Video streaming is not yet supported on colab.

pop(index: Optional[Union[int, List[int]]] = None): Removes element(s) at the given index / indices.

property sample_indices: Returns all the indices pointed to by this tensor in the dataset view.

property sample_info: Union[Dict, List[Dict]]

Returns info about particular samples in a tensor. Returns dict in case of single sample, otherwise list of dicts. Data in returned dict would depend on the tensor’s htype and the sample itself.

Example

>>> ds.videos[0].sample_info
{'duration': 400400, 'fps': 29.97002997002997, 'timebase': 3.3333333333333335e-05, 'shape': [400, 360, 640, 3], 'format': 'mp4', 'filename': '../deeplake/tests/dummy_data/video/samplemp4.mp4', 'modified': False}
>>> ds.images[:2].sample_info
[{'exif': {'Software': 'Google'}, 'shape': [900, 900, 3], 'format': 'jpeg', 'filename': '../deeplake/tests/dummy_data/images/cat.jpeg', 'modified': False}, {'exif': {}, 'shape': [495, 750, 3], 'format': 'jpeg', 'filename': '../deeplake/tests/dummy_data/images/car.jpg', 'modified': False}]

property shape: Tuple[Optional[int], ...]

Get the shape of this tensor. Length is included.

Example

>>> tensor.append(np.zeros((10, 10)))
>>> tensor.append(np.zeros((10, 15)))
>>> tensor.shape
(2, 10, None)

Returns: Tuple where each value is either None (if that axis is dynamic) or an int (if that axis is fixed).
Return type: tuple

Note

If you don’t want None in the output shape or want the lower/upper bound shapes, use shape_interval instead.

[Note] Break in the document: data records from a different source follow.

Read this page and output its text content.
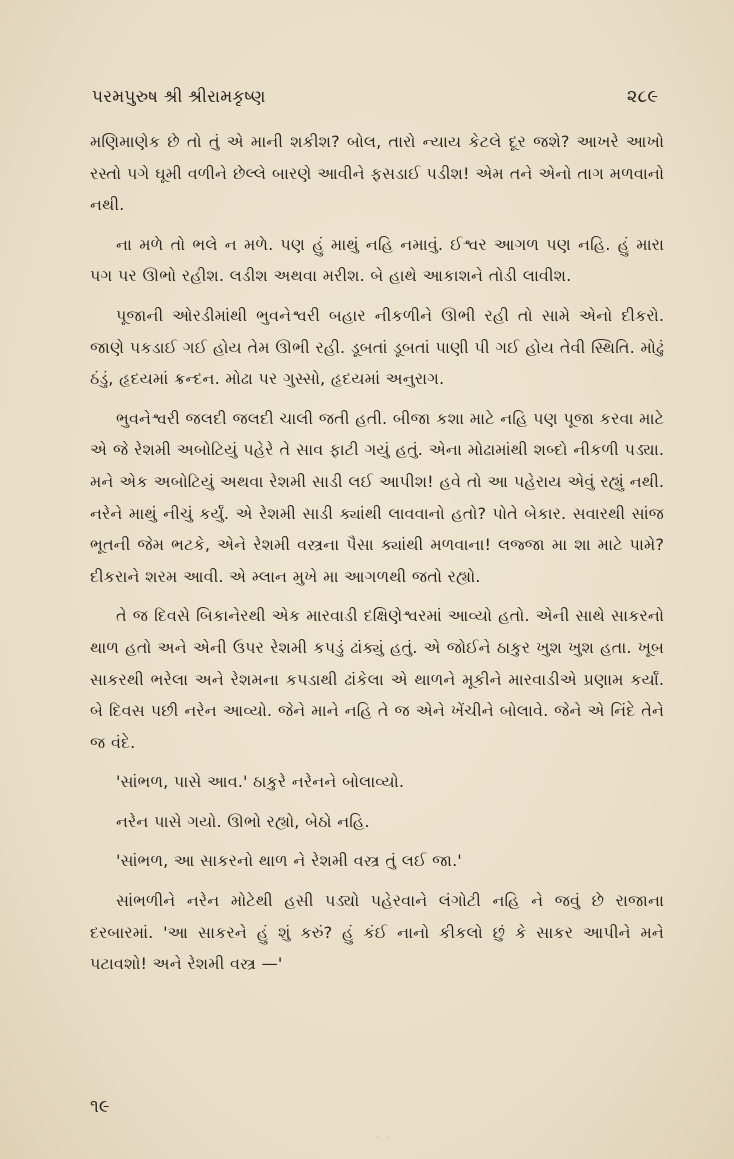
પરમપુરુષ શ્રી શ્રીરામકૃષ્ણ	૨૮૯

મણિમાણેક છે તો તું એ માની શકીશ? બોલ, તારો ન્યાય કેટલે દૂર જશે? આખરે આખો રસ્તો પગે ઘૂમી વળીને છેલ્લે બારણે આવીને ફસડાઈ પડીશ! એમ તને એનો તાગ મળવાનો નથી.

ના મળે તો ભલે ન મળે. પણ હું માથું નહિ નમાવું. ઈશ્વર આગળ પણ નહિ. હું મારા પગ પર ઊભો રહીશ. લડીશ અથવા મરીશ. બે હાથે આકાશને તોડી લાવીશ.

પૂજાની ઓરડીમાંથી ભુવનેશ્વરી બહાર નીકળીને ઊભી રહી તો સામે એનો દીકરો. જાણે પકડાઈ ગઈ હોય તેમ ઊભી રહી. ડૂબતાં ડૂબતાં પાણી પી ગઈ હોય તેવી સ્થિતિ. મોઢું ઠંડું, હૃદયમાં ક્રન્દન. મોઢા પર ગુસ્સો, હૃદયમાં અનુરાગ.

ભુવનેશ્વરી જલદી જલદી ચાલી જતી હતી. બીજા કશા માટે નહિ પણ પૂજા કરવા માટે એ જે રેશમી અબોટિયું પહેરે તે સાવ ફાટી ગયું હતું. એના મોઢામાંથી શબ્દો નીકળી પડ્યા. મને એક અબોટિયું અથવા રેશમી સાડી લઈ આપીશ! હવે તો આ પહેરાય એવું રહ્યું નથી. નરેને માથું નીચું કર્યું. એ રેશમી સાડી ક્યાંથી લાવવાનો હતો? પોતે બેકાર. સવારથી સાંજ ભૂતની જેમ ભટકે, એને રેશમી વસ્ત્રના પૈસા ક્યાંથી મળવાના! લજ્જા મા શા માટે પામે? દીકરાને શરમ આવી. એ મ્લાન મુખે મા આગળથી જતો રહ્યો.

તે જ દિવસે બિકાનેરથી એક મારવાડી દક્ષિણેશ્વરમાં આવ્યો હતો. એની સાથે સાકરનો થાળ હતો અને એની ઉપર રેશમી કપડું ઢાંક્યું હતું. એ જોઈને ઠાકુર ખુશ ખુશ હતા. ખૂબ સાકરથી ભરેલા અને રેશમના કપડાથી ઢાંકેલા એ થાળને મૂકીને મારવાડીએ પ્રણામ કર્યાં. બે દિવસ પછી નરેન આવ્યો. જેને માને નહિ તે જ એને ખેંચીને બોલાવે. જેને એ નિંદે તેને જ વંદે.

'સાંભળ, પાસે આવ.' ઠાકુરે નરેનને બોલાવ્યો.

નરેન પાસે ગયો. ઊભો રહ્યો, બેઠો નહિ.

'સાંભળ, આ સાકરનો થાળ ને રેશમી વસ્ત્ર તું લઈ જા.'

સાંભળીને નરેન મોટેથી હસી પડ્યો પહેરવાને લંગોટી નહિ ને જવું છે રાજાના દરબારમાં. 'આ સાકરને હું શું કરું? હું કંઈ નાનો કીકલો છું કે સાકર આપીને મને પટાવશો! અને રેશમી વસ્ત્ર —'

૧૯
· ·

property shape_interval: ShapeInterval

Returns a ShapeInterval object that describes this tensor’s shape more accurately. Length is included.

Example

>>> tensor.append(np.zeros((10, 10)))
>>> tensor.append(np.zeros((10, 15)))
>>> tensor.shape_interval
ShapeInterval(lower=(2, 10, 10), upper=(2, 10, 15))
>>> str(tensor.shape_interval)
(2, 10, 10:15)

Returns: Object containing lower and upper properties.
Return type: ShapeInterval

Note

If you are expecting a tuple, use shape instead.

shapes()

Get the shapes of all the samples in the tensor.

Returns: List of shapes of all the samples in the tensor.
Return type: np.ndarray

summary(): Prints a summary of the tensor.

text(fetch_chunks: bool = False): Return text data. Only applicable for tensors with ‘text’ base htype.

property timestamps: ndarray

Returns timestamps (in seconds) for video sample as numpy array.

Example

>>> # Return timestamps for all frames of first video sample
>>> ds.videos[0].timestamps.shape
(400,)
>>> # Return timestamps for 5th to 10th frame of first video sample
>>> ds.videos[0, 5:10].timestamps
array([0.2002    , 0.23356667, 0.26693332, 0.33366665, 0.4004    ],
dtype=float32)

tobytes() → bytes

Returns the bytes of the tensor.

Only works for a single sample of tensor.
If the tensor is uncompressed, this returns the bytes of the numpy array.
If the tensor is sample compressed, this returns the compressed bytes of the sample.
If the tensor is chunk compressed, this raises an error.

Returns: The bytes of the tensor.
Return type: bytes
Raises: ValueError – If the tensor has multiple samples.

property verify: Whether linked data will be verified when samples are added. Applicable only to tensors with htype link[htype].